The first effect of outdated software we want to highlight is perhaps the most obvious one; cost. There are several ways in which outdated software can lead to higher maintenance and operational costs. This is an example of the problems we categorize as operational challenges; problems that arise while simply maintaining functionality as-is.
A) Some software requires specific hardware
Some software has been written to be executed on specific hardware. This can be anything from a Point-Of-Sale device to a mainframe. Issues arise when, after a certain time, this hardware fails and needs to be replaced. Finding spares for older equipment can be a difficult and costly process, and code tailored specifically for certain devices limits the possibilities of transplanting the software into more modern hardware or cloud environment.
B) Finding personnel capable of working with outdated software stacks can be a challenge
Software stacks like programming languages and semi-customized off-the-shelf systems require specific expertise to create a functioning, performing, secure software.
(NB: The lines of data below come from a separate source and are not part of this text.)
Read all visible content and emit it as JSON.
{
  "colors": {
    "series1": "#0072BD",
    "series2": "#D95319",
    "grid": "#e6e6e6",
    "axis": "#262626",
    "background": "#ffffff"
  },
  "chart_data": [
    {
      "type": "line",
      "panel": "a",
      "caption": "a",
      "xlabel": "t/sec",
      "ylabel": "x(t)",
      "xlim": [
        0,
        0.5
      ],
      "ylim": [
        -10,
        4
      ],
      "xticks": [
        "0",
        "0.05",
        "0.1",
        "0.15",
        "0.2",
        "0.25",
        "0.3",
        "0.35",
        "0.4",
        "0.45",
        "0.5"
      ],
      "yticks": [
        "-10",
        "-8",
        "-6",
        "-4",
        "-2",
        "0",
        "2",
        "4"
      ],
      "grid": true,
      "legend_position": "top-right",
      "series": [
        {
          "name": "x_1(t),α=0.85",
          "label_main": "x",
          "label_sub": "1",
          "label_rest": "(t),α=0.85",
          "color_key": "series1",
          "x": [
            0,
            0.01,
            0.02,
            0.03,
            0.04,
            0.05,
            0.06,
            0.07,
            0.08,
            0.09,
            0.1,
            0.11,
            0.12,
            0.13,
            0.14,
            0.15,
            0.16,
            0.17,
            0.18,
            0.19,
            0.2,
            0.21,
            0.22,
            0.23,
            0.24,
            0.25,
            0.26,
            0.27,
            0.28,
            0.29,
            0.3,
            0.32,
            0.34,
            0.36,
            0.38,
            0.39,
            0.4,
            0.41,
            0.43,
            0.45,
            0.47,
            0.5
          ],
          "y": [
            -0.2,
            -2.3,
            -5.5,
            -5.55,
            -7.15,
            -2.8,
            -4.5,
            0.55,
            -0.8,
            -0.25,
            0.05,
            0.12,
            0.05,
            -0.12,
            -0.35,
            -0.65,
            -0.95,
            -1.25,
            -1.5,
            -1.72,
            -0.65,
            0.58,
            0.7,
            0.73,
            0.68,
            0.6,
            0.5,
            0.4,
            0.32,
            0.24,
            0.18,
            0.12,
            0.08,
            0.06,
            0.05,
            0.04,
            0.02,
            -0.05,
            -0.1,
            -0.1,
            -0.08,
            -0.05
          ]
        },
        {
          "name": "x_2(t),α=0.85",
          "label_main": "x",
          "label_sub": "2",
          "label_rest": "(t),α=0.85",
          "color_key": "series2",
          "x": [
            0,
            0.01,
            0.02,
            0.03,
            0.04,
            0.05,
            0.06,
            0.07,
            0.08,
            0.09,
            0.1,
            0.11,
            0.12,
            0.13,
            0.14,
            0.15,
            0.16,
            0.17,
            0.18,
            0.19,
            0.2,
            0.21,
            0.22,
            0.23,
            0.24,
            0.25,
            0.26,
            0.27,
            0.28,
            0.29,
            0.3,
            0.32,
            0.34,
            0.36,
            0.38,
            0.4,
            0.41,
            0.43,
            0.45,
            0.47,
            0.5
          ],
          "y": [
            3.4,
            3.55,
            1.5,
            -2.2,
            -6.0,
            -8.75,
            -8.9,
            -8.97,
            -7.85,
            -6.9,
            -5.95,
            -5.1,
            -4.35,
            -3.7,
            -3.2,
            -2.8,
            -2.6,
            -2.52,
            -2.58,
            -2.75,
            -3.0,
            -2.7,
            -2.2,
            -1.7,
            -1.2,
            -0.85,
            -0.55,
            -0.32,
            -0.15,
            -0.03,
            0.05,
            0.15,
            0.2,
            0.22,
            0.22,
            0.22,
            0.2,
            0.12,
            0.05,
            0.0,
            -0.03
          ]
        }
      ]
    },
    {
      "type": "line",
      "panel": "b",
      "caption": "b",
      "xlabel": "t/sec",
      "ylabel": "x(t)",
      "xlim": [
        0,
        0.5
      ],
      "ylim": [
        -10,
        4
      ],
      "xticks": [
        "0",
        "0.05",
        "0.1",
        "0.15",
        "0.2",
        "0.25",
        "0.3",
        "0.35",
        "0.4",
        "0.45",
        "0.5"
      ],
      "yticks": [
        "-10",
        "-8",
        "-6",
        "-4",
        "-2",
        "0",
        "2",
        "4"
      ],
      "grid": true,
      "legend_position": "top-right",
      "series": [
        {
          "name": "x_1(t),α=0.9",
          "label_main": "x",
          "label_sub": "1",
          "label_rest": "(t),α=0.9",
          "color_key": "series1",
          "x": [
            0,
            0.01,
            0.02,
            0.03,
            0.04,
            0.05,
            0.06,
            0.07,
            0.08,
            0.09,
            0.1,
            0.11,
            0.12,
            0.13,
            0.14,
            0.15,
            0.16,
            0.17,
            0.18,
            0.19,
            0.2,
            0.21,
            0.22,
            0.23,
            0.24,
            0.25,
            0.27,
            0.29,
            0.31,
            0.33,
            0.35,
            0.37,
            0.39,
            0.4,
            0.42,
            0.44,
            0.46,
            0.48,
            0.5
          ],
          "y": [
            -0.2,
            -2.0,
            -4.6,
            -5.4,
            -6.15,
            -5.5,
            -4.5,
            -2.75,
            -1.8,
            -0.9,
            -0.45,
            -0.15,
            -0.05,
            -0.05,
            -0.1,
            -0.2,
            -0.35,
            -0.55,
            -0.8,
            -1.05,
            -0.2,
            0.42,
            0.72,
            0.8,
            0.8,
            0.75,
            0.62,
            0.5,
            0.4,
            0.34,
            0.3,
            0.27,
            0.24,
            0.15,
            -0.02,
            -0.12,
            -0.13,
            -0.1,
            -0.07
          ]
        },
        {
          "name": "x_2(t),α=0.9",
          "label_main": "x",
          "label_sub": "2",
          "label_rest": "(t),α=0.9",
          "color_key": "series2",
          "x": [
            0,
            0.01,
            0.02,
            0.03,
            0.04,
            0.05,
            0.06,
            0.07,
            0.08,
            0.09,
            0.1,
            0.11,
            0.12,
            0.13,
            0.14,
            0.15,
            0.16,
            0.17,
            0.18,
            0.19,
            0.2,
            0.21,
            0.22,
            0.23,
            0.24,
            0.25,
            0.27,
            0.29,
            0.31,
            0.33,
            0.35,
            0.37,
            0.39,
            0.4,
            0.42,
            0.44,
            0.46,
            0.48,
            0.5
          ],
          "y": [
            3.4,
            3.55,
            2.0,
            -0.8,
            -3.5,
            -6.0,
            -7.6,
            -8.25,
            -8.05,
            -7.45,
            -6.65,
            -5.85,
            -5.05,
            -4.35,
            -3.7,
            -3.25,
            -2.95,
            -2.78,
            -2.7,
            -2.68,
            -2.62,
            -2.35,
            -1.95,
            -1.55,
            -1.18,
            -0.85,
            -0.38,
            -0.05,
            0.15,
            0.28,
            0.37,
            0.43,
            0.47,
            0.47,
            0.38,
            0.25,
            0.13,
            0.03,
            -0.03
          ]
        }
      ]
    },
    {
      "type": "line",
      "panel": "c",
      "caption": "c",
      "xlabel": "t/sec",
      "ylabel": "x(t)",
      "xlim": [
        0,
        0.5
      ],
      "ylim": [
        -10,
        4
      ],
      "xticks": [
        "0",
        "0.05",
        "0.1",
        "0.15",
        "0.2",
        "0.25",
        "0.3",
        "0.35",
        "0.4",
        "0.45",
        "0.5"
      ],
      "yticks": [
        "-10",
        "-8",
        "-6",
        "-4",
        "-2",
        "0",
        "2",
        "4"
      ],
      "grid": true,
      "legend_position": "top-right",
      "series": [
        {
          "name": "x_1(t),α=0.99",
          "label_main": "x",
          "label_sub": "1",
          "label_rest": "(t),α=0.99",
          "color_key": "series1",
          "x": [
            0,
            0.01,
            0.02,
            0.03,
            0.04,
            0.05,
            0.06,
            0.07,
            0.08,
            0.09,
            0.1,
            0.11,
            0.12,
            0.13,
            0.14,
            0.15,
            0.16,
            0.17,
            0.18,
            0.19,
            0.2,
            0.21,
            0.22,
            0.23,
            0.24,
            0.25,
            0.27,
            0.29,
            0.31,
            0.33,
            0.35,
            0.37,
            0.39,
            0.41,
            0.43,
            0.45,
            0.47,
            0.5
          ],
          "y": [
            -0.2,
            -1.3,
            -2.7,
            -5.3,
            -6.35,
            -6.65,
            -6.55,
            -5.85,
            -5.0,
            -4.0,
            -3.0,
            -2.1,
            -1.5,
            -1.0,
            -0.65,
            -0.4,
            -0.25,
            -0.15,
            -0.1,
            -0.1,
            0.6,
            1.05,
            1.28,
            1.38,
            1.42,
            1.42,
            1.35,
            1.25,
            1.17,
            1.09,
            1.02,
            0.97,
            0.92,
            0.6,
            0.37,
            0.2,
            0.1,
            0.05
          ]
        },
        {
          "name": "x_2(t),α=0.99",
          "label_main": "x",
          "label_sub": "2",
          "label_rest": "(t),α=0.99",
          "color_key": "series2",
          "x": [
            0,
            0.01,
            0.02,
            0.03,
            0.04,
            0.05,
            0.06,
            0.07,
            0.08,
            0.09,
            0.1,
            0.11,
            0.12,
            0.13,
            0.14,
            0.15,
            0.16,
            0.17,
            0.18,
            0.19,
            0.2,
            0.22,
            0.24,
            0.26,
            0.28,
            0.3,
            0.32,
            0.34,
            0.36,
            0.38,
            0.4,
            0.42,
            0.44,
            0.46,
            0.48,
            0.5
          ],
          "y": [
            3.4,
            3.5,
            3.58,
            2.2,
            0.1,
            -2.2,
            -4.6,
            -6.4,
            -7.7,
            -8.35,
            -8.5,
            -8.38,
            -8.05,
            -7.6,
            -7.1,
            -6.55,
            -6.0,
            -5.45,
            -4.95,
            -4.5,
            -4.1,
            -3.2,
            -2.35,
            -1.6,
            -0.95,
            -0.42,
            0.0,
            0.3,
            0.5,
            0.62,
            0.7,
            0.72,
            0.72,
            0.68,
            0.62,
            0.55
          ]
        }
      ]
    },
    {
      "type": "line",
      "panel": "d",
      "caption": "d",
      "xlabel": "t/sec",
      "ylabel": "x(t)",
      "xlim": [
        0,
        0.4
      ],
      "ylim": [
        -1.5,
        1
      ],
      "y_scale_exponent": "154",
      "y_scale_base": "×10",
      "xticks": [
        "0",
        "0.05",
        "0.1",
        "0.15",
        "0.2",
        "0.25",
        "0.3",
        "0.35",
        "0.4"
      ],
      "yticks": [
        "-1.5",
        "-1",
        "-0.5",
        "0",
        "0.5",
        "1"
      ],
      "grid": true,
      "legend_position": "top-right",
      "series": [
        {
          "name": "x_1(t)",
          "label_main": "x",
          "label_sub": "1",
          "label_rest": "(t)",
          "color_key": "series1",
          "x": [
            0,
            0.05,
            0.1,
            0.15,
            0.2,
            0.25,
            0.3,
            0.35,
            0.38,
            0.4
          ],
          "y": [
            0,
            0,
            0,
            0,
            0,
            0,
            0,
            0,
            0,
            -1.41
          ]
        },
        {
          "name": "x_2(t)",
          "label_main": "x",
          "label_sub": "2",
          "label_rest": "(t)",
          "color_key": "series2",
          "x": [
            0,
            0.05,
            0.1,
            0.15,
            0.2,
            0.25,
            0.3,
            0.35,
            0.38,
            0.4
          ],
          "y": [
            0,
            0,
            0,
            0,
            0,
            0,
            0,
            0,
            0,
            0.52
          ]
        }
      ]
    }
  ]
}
The availability of engineers with the right skill set to support a chosen software stack is therefore of vital importance to a company’s ability to maintain software written on that stack. Trends in software development change rapidly, so the current generation of engineers might not be as able to work with an older software stack as the previous generation was. Finding engineers capable of working with an older software stack can get to be a challenge after some time, as governments and large companies still running COBOL software are finding out. As the pool of skilled engineers decreases, rates increase.
C) Code complexity tends to grow over time
Most business software is never finished. As time goes on, feature changes or additions, bug fixes, and changes in coding style can increase the complexity of a system. After years of changes, the increased complexity of code can steepen the learning curve for new developers and can make executing changes take longer. Increased complexity also increases the chances of bugs being introduced in new changes, and can lengthen the testing process, leading to increased time-to-market.
D) Knowledge will have gotten lost
One often overlooked cause of increased maintenance costs in older software is the loss of knowledge about that system. At the inception of a piece of software, some people within the company tend to know exactly what the software does, both from a business perspective and a technical one. Those people know all the quirks and features, and the reasoning behind their existence. Unless an extensive effort is made to convert all this implicit knowledge to explicit knowledge, and the documentation is continuously updated, knowledge will get lost. The architect who designed the software might leave the company or the developers who know every part of the code by heart. Documentation might have gotten lost. Losing knowledge about the working of software increases the time it costs to resolve bugs and build new features.